09/04/2015. Edito du 9 avril 2015

En décembre dernier, nous terminions l’édito par les mots de Winston Churchill qui répondit, lorsqu’on le poussait à couper dans le budget des arts en faveur de l’effort de guerre : « mais alors pourquoi nous battons-nous ? ». 75 ans plus tard, dans un climat incomparablement moins délétère, mais néanmoins très inquiétant, cette formule résonne avec une puissance et une actualité intactes et déconcertantes.

Aujourd’hui, comme aux heures les plus sombres de l’époque contemporaine, la société se disloque, les tensions se ravivent, la haine, la barbarie et l’obscurantisme progressent, le chacun pour soi triomphe. Face à la morosité économique et la frilosité politique, nous militons pour la convivialité, l’échange, la confiance, le dialogue, l’amitié, la création, l’inventivité, la transmission et l’intelligence ; en somme, notre quotidien de lieu de vie et de culture comme un rempart, une solution, un projet alternatif de société.

Sur notre territoire, la Seine-Saint-Denis, département au plus fort taux d’artistes du pays, la culture est une force inhérente et une priorité affirmée. Depuis des décennies, la Seine-Saint-Denis porte ce combat en faveur des arts, chevillé au corps. Souvenons-nous de l’engagement de Jack Ralite pour l’exception culturelle et la tenue d’Etats généraux de la culture ; souvenons-nous aussi de la pétition nationale « La culture en danger », lancée par Claude Bartolone en 2009.

En pleine réforme de l’organisation territoriale, ce département, grand rescapé de la dernière alternance électorale, peut montrer l’exemple et incarner l’espoir en mettant au centre de sa politique la culture et son développement. 
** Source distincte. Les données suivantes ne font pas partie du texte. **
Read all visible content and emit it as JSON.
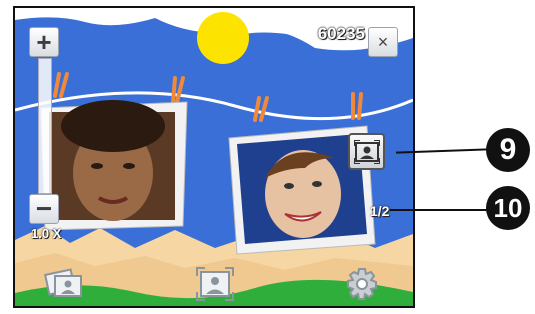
{
  "screen": {
    "counter": "60235",
    "close_label": "×",
    "zoom_in_label": "+",
    "zoom_out_label": "−",
    "zoom_level": "1.0 X",
    "page_indicator": "1/2"
  },
  "callouts": [
    {
      "number": "9",
      "target": "photo-frame-button"
    },
    {
      "number": "10",
      "target": "page-indicator"
    }
  ],
  "icons": {
    "bottom_left": "photo-album-icon",
    "bottom_center": "frame-view-icon",
    "bottom_right": "gear-icon",
    "frame_button": "portrait-frame-icon"
  },
  "colors": {
    "sky": "#3a6fd8",
    "sun": "#fde400",
    "mountain": "#f6d6a2",
    "grass": "#2fae3c",
    "callout": "#111111"
  }
}
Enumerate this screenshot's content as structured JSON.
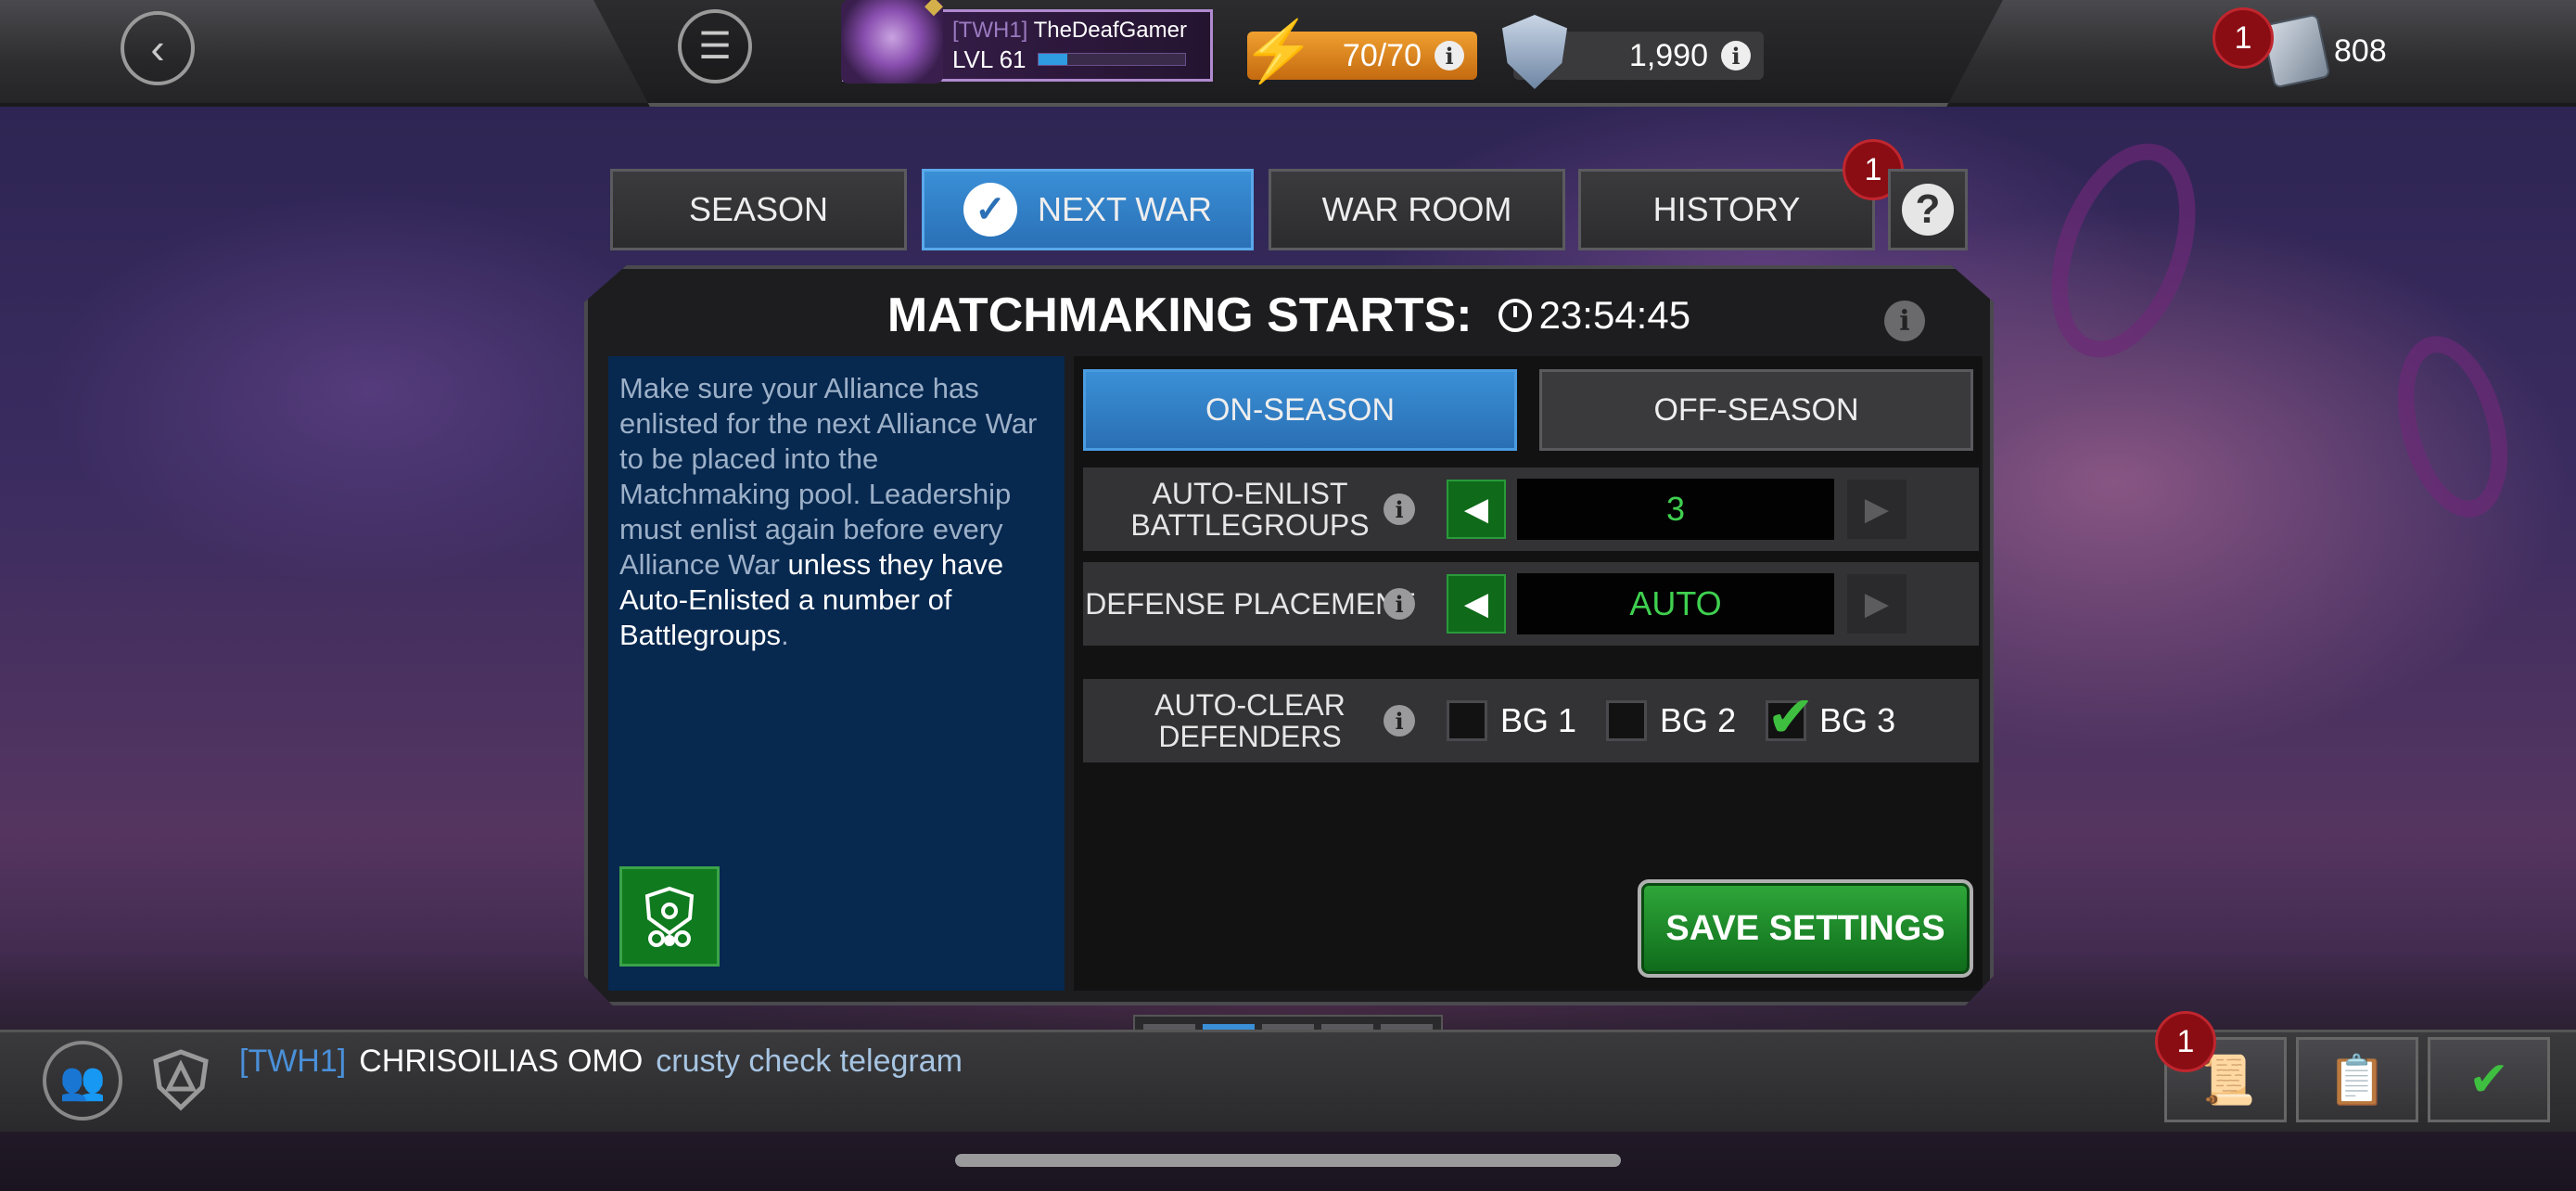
{
  "header": {
    "back_icon": "chevron-left-icon",
    "menu_icon": "hamburger-menu-icon",
    "player": {
      "tag": "[TWH1]",
      "name": "TheDeafGamer",
      "level": "LVL 61",
      "xp_fraction": 0.2
    },
    "energy": "70/70",
    "shields": "1,990",
    "currency_badge": "1",
    "currency": "808"
  },
  "tabs": [
    {
      "label": "SEASON",
      "active": false
    },
    {
      "label": "NEXT WAR",
      "active": true
    },
    {
      "label": "WAR ROOM",
      "active": false
    },
    {
      "label": "HISTORY",
      "active": false,
      "badge": "1"
    }
  ],
  "help_label": "?",
  "panel": {
    "title": "MATCHMAKING STARTS:",
    "timer": "23:54:45",
    "description_dim": "Make sure your Alliance has enlisted for the next Alliance War to be placed into the Matchmaking pool. Leadership must enlist again before every Alliance War",
    "description_bright": " unless they have Auto-Enlisted a number of Battlegroups",
    "description_end": ".",
    "season_toggle": {
      "on": "ON-SEASON",
      "off": "OFF-SEASON",
      "selected": "ON-SEASON"
    },
    "auto_enlist": {
      "label": "AUTO-ENLIST BATTLEGROUPS",
      "value": "3"
    },
    "defense_placement": {
      "label": "DEFENSE PLACEMENT",
      "value": "AUTO"
    },
    "auto_clear": {
      "label": "AUTO-CLEAR DEFENDERS",
      "options": [
        {
          "label": "BG 1",
          "checked": false
        },
        {
          "label": "BG 2",
          "checked": false
        },
        {
          "label": "BG 3",
          "checked": true
        }
      ]
    },
    "save_label": "SAVE SETTINGS"
  },
  "pager": {
    "pages": 5,
    "current": 2
  },
  "chat": {
    "tag": "[TWH1]",
    "user": "CHRISOILIAS OMO",
    "message": "crusty check telegram"
  },
  "bottom_badge": "1",
  "colors": {
    "accent_blue": "#2a70b6",
    "value_green": "#3fd04f",
    "badge_red": "#8b0d14",
    "energy_orange": "#e08a20"
  }
}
Pour cela, il faut que les villes et les intercommunalités se joignent à cette bataille. Est Ensemble, notre communauté d’agglomération, terre de jazz, doit faire sien ce combat. Ne pas se cantonner aux seules compétences d’enseignement artistique mais élargir d’urgence celles-ci au soutien à la création et à la diffusion et donc, au fonctionnement des lieux culturels.

Aujourd’hui, nombre de ces lieux sont sur le point de mettre la clé sous la porte. Le Triton, lui, résiste tant bien que mal avec une activité accrue et des moyens restreints. En effet, malgré une activité de diffusion et une masse salariale doublées depuis 2014, malgré une énergie et un investissement personnel décuplés, malgré un projet toujours plus reconnu par l’institution et les publics, nos partenaires territoriaux n’ont pas augmenté leur soutien au fonctionnement d’un centime depuis 5 ans..

Pour ne pas davantage compromettre l’état de la culture en France, il est urgent, de sortir de ce dogme de la rigueur. Oser une politique de relance, d’optimisation des dépenses publiques, de soutien à l’économie sociale et solidaire, aux partenariats public-privé, bref d’encourager des nouveaux modèles économiques de la culture qui conjuguent recettes propres et recettes publiques pour porter des missions de service public.

En 1959, lors d’un discours à Athènes, le Ministre de la Culture André Malraux proposait comme « devise de la jeunesse française » le binôme « Culture et Courage ». Espérons que cette belle association de la culture et du courage devienne le mot d’ordre, l’horizon, le projet de nos élus.